Paesaggi con fiori superflui, stradine dell’anima, e la pioggia dove si scorgono nuvole antiche; animale oscuro la chiarezza senza volto delle pozzanghere, sull’erba aperta i corpi si annodano.

Quanto mondo osservato continua a nascondersi.


MASACRE

(de una noticia en la televisión)

Junto a la mano abierta, cerca de la luz indomable del cuerpo, muy quedo adentro en el pecho, la tibia ceniza aún latiendo.

Lentos se abren los párpados de la noche ante los pasos que huyen. Fugitivos matorrales de huesos.

El tañido de las sombras arde con la claridad del bosque.


MASSACRO

(da una notizia televisiva)

Accanto alla mano aperta, vicino alla luce indomabile del corpo, molto sommesso nel petto, la tibia cenerina che ancora batte.

Adagio si aprono le palpebre notturne davanti ai passi che scappano. Fuggitivi cespugli di ossa.

Il suono delle ombre arde con la chiarezza del bosco.


PÁJARO

(a los secuestrados de mi país)

A quien escucha la sangre ajada del silencio tañer su corazón, y la vigilia del río le arrulla el sueño, yo lo imagino anidar sobre el hierro inmarcesible de la selva, al picotear el óxido vegetal de sus huesos.

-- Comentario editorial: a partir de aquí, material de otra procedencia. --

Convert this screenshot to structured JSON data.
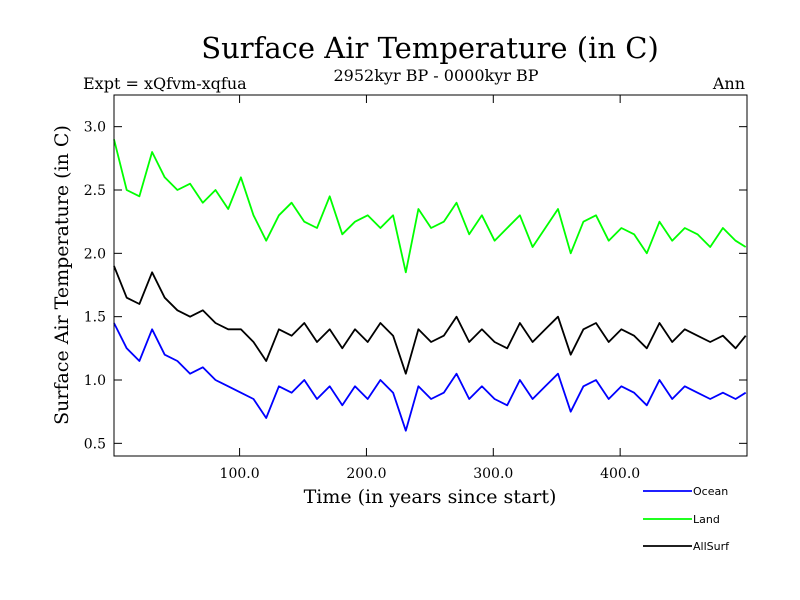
{
  "chart_data": {
    "type": "line",
    "title": "Surface Air Temperature (in C)",
    "subtitle": "2952kyr BP - 0000kyr BP",
    "left_annotation": "Expt = xQfvm-xqfua",
    "right_annotation": "Ann",
    "xlabel": "Time (in years since start)",
    "ylabel": "Surface Air Temperature (in C)",
    "xlim": [
      1,
      500
    ],
    "ylim": [
      0.4,
      3.25
    ],
    "x_ticks": [
      100,
      200,
      300,
      400
    ],
    "x_tick_labels": [
      "100.0",
      "200.0",
      "300.0",
      "400.0"
    ],
    "y_ticks": [
      0.5,
      1.0,
      1.5,
      2.0,
      2.5,
      3.0
    ],
    "y_tick_labels": [
      "0.5",
      "1.0",
      "1.5",
      "2.0",
      "2.5",
      "3.0"
    ],
    "grid": false,
    "legend_position": "bottom-right",
    "series": [
      {
        "name": "Ocean",
        "color": "#0000ff",
        "x": [
          1,
          11,
          21,
          31,
          41,
          51,
          61,
          71,
          81,
          91,
          101,
          111,
          121,
          131,
          141,
          151,
          161,
          171,
          181,
          191,
          201,
          211,
          221,
          231,
          241,
          251,
          261,
          271,
          281,
          291,
          301,
          311,
          321,
          331,
          341,
          351,
          361,
          371,
          381,
          391,
          401,
          411,
          421,
          431,
          441,
          451,
          461,
          471,
          481,
          491,
          499
        ],
        "values": [
          1.45,
          1.25,
          1.15,
          1.4,
          1.2,
          1.15,
          1.05,
          1.1,
          1.0,
          0.95,
          0.9,
          0.85,
          0.7,
          0.95,
          0.9,
          1.0,
          0.85,
          0.95,
          0.8,
          0.95,
          0.85,
          1.0,
          0.9,
          0.6,
          0.95,
          0.85,
          0.9,
          1.05,
          0.85,
          0.95,
          0.85,
          0.8,
          1.0,
          0.85,
          0.95,
          1.05,
          0.75,
          0.95,
          1.0,
          0.85,
          0.95,
          0.9,
          0.8,
          1.0,
          0.85,
          0.95,
          0.9,
          0.85,
          0.9,
          0.85,
          0.9
        ]
      },
      {
        "name": "Land",
        "color": "#00ff00",
        "x": [
          1,
          11,
          21,
          31,
          41,
          51,
          61,
          71,
          81,
          91,
          101,
          111,
          121,
          131,
          141,
          151,
          161,
          171,
          181,
          191,
          201,
          211,
          221,
          231,
          241,
          251,
          261,
          271,
          281,
          291,
          301,
          311,
          321,
          331,
          341,
          351,
          361,
          371,
          381,
          391,
          401,
          411,
          421,
          431,
          441,
          451,
          461,
          471,
          481,
          491,
          499
        ],
        "values": [
          2.9,
          2.5,
          2.45,
          2.8,
          2.6,
          2.5,
          2.55,
          2.4,
          2.5,
          2.35,
          2.6,
          2.3,
          2.1,
          2.3,
          2.4,
          2.25,
          2.2,
          2.45,
          2.15,
          2.25,
          2.3,
          2.2,
          2.3,
          1.85,
          2.35,
          2.2,
          2.25,
          2.4,
          2.15,
          2.3,
          2.1,
          2.2,
          2.3,
          2.05,
          2.2,
          2.35,
          2.0,
          2.25,
          2.3,
          2.1,
          2.2,
          2.15,
          2.0,
          2.25,
          2.1,
          2.2,
          2.15,
          2.05,
          2.2,
          2.1,
          2.05
        ]
      },
      {
        "name": "AllSurf",
        "color": "#000000",
        "x": [
          1,
          11,
          21,
          31,
          41,
          51,
          61,
          71,
          81,
          91,
          101,
          111,
          121,
          131,
          141,
          151,
          161,
          171,
          181,
          191,
          201,
          211,
          221,
          231,
          241,
          251,
          261,
          271,
          281,
          291,
          301,
          311,
          321,
          331,
          341,
          351,
          361,
          371,
          381,
          391,
          401,
          411,
          421,
          431,
          441,
          451,
          461,
          471,
          481,
          491,
          499
        ],
        "values": [
          1.9,
          1.65,
          1.6,
          1.85,
          1.65,
          1.55,
          1.5,
          1.55,
          1.45,
          1.4,
          1.4,
          1.3,
          1.15,
          1.4,
          1.35,
          1.45,
          1.3,
          1.4,
          1.25,
          1.4,
          1.3,
          1.45,
          1.35,
          1.05,
          1.4,
          1.3,
          1.35,
          1.5,
          1.3,
          1.4,
          1.3,
          1.25,
          1.45,
          1.3,
          1.4,
          1.5,
          1.2,
          1.4,
          1.45,
          1.3,
          1.4,
          1.35,
          1.25,
          1.45,
          1.3,
          1.4,
          1.35,
          1.3,
          1.35,
          1.25,
          1.35
        ]
      }
    ]
  }
}
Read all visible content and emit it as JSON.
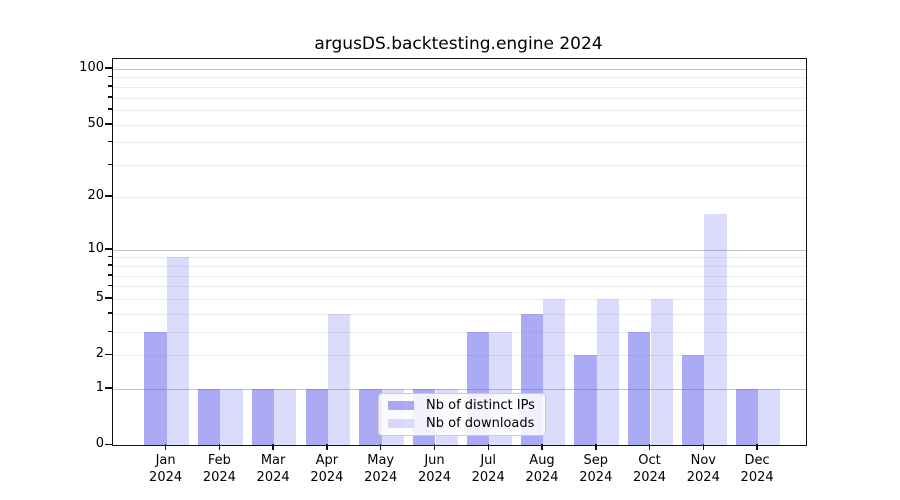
{
  "title": "argusDS.backtesting.engine 2024",
  "chart_data": {
    "type": "bar",
    "title": "argusDS.backtesting.engine 2024",
    "categories": [
      "Jan",
      "Feb",
      "Mar",
      "Apr",
      "May",
      "Jun",
      "Jul",
      "Aug",
      "Sep",
      "Oct",
      "Nov",
      "Dec"
    ],
    "year_label": "2024",
    "series": [
      {
        "name": "Nb of distinct IPs",
        "color": "rgba(85,85,235,0.5)",
        "values": [
          3,
          1,
          1,
          1,
          1,
          1,
          3,
          4,
          2,
          3,
          2,
          1
        ]
      },
      {
        "name": "Nb of downloads",
        "color": "rgba(85,85,235,0.21)",
        "values": [
          9,
          1,
          1,
          4,
          1,
          1,
          3,
          5,
          5,
          5,
          16,
          1
        ]
      }
    ],
    "xlabel": "",
    "ylabel": "",
    "yticks": [
      0,
      1,
      2,
      5,
      10,
      20,
      50,
      100
    ],
    "major_grid_values": [
      1,
      10,
      100
    ],
    "minor_yticks": [
      3,
      4,
      6,
      7,
      8,
      9,
      30,
      40,
      60,
      70,
      80,
      90
    ],
    "scale": "log10(value+1)",
    "ylim": [
      0,
      110
    ],
    "grid": true,
    "legend_position": "lower center"
  }
}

Porque canta a lo lejos y vuela adentro, cautivo del cielo, yo lo imagino jugar con el aire detenido que sostiene la mirada solitaria, embriagarse con el vino crudo del crepúsculo, donde el horizonte, a tajos, se derrumba.

Un puñado de tierra se amontona en los ojos cada mañana, si la niebla voraz crece con el día cercado por el aliento. Y la espera, como savia vive en lo profundo, siempre a ciegas, mientras la hierba pisada brota nueva de la última plegaria.

Es cuando la lluvia se acalla y socava otras entrañas.


UCCELLO

(ai rapiti del mio paese)

A chi ascolta il sangue sciupato dal silenzio suonare il loro cuore, e la veglia del fiume gli culla il sonno, io l’immagino annidare sul ferro immarcescibile della selva, beccando l’ossido vegetale delle sue ossa.

Perché canta in lontananza e vola dentro, prigioniero del cielo, io l’immagino giocare con l’aria accurata che sostiene lo sguardo solitario, ubriacarsi col vino grezzo del crepuscolo, dove l’orizzonte, a tagli, precipita.

Un pugno di terra si ammucchia ogni mattina negli occhi, se la nebbia vorace cresce col giorno circondato dall’alito. E l’attesa, come linfa vive nel profondo, sempre alla cieca, mentre l’erba calpestata germoglia di nuovo dall’ultima preghiera.

È quando la pioggia tace e scava altre viscere.


Traduzione dallo spagnolo di Alessio Brandolini




Felipe García Quintero
è nato nel 1973 a Bolívar (dipartimento del Cauca), in Colombia. Vive a Popayán dove insegna al Dipartimento di Comunicazione Sociale dell’Università del Cauca. È autore del libro di viaggio ambientato in Messico Diario sucio e di quelli di poesia: Vida de nadie (Spagna 1999; pubblicato anche in francese nel 2004), Piedra vacía (Ecuador 2001; Messico 2012; Costa Rica 2013), La herida del comienzo (Spagna 2005), Mirar el aire (Colombia 2009; Bolivia 2015), Siega (Colombia 2011) e Terral (Uruguay 2013).
Ha pubblicato le antologie poetiche Honduras de paso (Venezuela 2007), Horizonte de perros (Colombia 2005; Bolivia 2011), El pastor nocturno (Colombia 2012; Repubblica Dominicana 2012) e Tarjo (Spagna 2013).
Suoi testi sono stati inseriti in antologie di poesia colombiana e latinoamericana e tradotti in diverse lingue. Ha vinto premi di poesia in Spagna, in Colombia e in Cile il Premio “Pablo Neruda” 2000. Ha pubblicato anche numerosi libri di critica letteraria.
In Italia è stato pubblicato il libro di poesia Terral (2015, a cura di Alessio Brandolini, Edizioni Fili d’Aquilone).